Ref. 12358/2KENNET District Council's insistence on its 50-50 ratio of affordable houses to commercial market houses is putting in jeopardy plans to build a new school in Rowde, say school governors.

The governors of Rowde CofE Primary School have been trying for two years to finance building a new school on land owned by Wiltshire County Council on the Devizes edge of the village.

They approached eight national building developers to assist them in building homes on the present school site to finance the £1.75 million cost of erecting the new purpose-built school.

They reached agreement with Persimmon Homes, which undertook to find a builder for the school in return for permission to build 24 homes on the current school site, which is cramped but has no room for further expansion.

But at a meeting with officers from Kennet District Council in October they were in for a shock. Though Persimmon had told them that there would be no obligation to provide social housing on sites of fewer than 25 homes, Kennet said that any new development would need to provide as many affordable homes as it was building commercial market homes.

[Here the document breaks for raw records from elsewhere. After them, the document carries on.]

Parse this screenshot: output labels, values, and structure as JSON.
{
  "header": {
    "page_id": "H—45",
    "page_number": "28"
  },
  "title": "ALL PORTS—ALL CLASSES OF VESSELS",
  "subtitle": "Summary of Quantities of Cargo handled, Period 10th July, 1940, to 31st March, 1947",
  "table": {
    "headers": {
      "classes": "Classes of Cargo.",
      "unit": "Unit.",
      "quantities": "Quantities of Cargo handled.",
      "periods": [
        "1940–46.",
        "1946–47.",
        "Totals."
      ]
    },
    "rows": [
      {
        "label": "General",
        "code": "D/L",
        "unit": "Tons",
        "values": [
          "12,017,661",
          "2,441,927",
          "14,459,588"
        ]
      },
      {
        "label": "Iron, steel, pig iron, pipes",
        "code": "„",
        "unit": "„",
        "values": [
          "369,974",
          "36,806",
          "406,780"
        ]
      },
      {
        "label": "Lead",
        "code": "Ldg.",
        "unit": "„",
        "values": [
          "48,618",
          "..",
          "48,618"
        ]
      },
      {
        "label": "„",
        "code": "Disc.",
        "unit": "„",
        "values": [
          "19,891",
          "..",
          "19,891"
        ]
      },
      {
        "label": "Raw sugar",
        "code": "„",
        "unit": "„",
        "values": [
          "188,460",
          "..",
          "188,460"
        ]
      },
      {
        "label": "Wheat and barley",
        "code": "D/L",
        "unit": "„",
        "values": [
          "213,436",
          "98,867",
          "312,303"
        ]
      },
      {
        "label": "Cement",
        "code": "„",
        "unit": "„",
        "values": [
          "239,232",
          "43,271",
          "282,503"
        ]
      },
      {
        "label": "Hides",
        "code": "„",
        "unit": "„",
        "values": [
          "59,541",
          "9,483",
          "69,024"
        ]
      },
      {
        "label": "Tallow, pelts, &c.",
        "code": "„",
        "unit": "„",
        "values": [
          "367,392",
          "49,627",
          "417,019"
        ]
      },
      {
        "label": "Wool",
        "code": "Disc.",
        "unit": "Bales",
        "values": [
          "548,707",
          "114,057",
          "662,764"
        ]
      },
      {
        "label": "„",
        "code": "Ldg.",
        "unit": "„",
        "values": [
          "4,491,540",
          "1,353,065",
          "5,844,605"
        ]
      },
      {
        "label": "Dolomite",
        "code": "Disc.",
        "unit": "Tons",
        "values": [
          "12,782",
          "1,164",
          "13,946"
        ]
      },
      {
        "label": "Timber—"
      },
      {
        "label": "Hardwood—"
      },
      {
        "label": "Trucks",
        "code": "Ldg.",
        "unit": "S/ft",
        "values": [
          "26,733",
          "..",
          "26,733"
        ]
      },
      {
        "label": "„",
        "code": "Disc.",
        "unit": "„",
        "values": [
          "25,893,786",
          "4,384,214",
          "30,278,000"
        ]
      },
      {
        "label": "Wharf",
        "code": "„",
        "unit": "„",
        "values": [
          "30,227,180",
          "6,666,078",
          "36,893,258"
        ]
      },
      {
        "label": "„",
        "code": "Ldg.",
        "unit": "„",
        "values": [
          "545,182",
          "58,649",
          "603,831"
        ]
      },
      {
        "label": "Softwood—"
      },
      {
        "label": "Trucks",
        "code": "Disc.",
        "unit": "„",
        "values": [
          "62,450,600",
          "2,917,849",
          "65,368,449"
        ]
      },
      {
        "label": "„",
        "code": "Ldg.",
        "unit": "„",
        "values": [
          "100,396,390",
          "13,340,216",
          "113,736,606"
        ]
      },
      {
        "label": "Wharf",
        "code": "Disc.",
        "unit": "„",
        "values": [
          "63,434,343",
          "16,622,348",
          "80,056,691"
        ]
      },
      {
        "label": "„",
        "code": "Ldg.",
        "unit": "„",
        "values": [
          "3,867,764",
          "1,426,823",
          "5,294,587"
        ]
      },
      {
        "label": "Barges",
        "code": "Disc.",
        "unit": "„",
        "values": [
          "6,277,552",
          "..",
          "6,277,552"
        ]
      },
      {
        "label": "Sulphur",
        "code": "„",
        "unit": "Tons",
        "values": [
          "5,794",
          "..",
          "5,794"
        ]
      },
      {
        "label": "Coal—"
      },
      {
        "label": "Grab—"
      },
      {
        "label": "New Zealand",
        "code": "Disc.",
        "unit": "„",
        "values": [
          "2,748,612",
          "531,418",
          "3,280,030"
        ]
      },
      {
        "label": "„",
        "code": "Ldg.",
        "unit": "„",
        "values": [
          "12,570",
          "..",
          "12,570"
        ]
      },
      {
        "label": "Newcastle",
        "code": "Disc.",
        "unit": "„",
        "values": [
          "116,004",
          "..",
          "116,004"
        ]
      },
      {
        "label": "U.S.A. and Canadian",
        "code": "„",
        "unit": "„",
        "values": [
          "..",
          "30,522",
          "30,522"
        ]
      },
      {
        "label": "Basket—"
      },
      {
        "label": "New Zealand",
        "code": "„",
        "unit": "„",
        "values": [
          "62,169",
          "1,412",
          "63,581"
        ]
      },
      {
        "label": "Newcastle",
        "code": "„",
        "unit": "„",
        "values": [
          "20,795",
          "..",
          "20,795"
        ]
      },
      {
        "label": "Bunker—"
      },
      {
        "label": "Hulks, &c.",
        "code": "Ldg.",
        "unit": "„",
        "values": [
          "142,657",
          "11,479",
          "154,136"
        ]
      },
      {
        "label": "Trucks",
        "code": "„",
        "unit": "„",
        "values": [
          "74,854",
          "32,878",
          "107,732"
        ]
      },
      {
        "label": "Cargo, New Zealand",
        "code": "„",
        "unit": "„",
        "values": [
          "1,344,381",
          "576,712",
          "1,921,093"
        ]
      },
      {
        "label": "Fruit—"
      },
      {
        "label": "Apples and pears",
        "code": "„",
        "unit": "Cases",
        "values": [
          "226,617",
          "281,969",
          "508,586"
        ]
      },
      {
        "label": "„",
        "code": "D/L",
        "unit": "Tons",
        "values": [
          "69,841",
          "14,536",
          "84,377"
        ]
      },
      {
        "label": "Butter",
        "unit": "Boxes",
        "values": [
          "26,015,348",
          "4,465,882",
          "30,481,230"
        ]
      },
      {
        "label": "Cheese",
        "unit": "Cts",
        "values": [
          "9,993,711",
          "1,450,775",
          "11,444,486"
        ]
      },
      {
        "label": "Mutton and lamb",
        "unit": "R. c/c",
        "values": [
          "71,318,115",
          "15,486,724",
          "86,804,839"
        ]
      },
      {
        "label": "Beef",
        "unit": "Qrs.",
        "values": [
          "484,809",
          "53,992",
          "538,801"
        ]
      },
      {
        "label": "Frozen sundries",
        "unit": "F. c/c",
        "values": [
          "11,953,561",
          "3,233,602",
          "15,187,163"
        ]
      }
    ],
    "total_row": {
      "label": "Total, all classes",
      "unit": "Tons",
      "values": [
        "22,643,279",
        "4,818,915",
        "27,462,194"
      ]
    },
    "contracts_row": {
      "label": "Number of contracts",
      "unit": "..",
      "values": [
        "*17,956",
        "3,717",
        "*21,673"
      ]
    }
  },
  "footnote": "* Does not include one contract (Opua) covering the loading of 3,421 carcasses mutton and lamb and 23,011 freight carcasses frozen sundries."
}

Headteacher David Ball said: "Instead of building 24 homes, we are now obliged to build 48. Persimmon will not be able to finance the new school with fewer than 24 open market homes on the site, so we were forced to go back to Wiltshire County Council and ask their permission to use an acre of the new school site to build the social houses.

"Persimmon are already putting themselves out over this scheme. They will not be able to build any houses until the new school is open, and the have incurred a lot of extra expenses because of the number of planning alterations required by Kennet."

Chairman of governors Mandy Housby is furious over Kennet's intransigence. She said: "The community gain from this development is the new school, where everyone in the village will have access to the hall, the sports facilities and the IT suite.

"Rowde already has more social housing than it needs. With the redevelopment of Cromwell House and the other developments either taking place now or in the pipeline, there will be 80 new houses in the village, if you include the 24 Kennet is insisting we build.

"It wouldn't be so bad if the criteria were being applied across the board, but there are developments elsewhere in Devizes where no social housing is being demanded."

Coun Janet Giles, one of the two district council members for Rowde and Bromham, has called for a housing needs survey in the village, to see if 24 more affordable homes are required.

She said: "I would much prefer to see 12 affordable homes and leave room for a play area and public open space."

The other Rowde and Bromham member, Coun Philip Brown, said: "I very much support Kennet's policy to provide affordable homes but if the housing needs survey finds that we could do with 12, I am happy with that.

"But there are families in the village who need the houses, so I'm afraid the governors will have to accept that."

Meanwhile, support for the new school building is by no means universal. Residents of Springfield Road are against more homes in the area, concerned particularly about the increase in traffic through their estate, as access to the proposed houses is not being allowed from Marsh Lane.

The parish council is due to discuss the plans at its next meeting on March 11, when it is thought many villagers will attend.

Mrs Housby has written to parish councillors, saying: "This project offers the village and its future generations a new school building to be proud of, a school which will offer enhanced facilities for the community's use and help to ensure that our children get a first-class education in a first-class new school."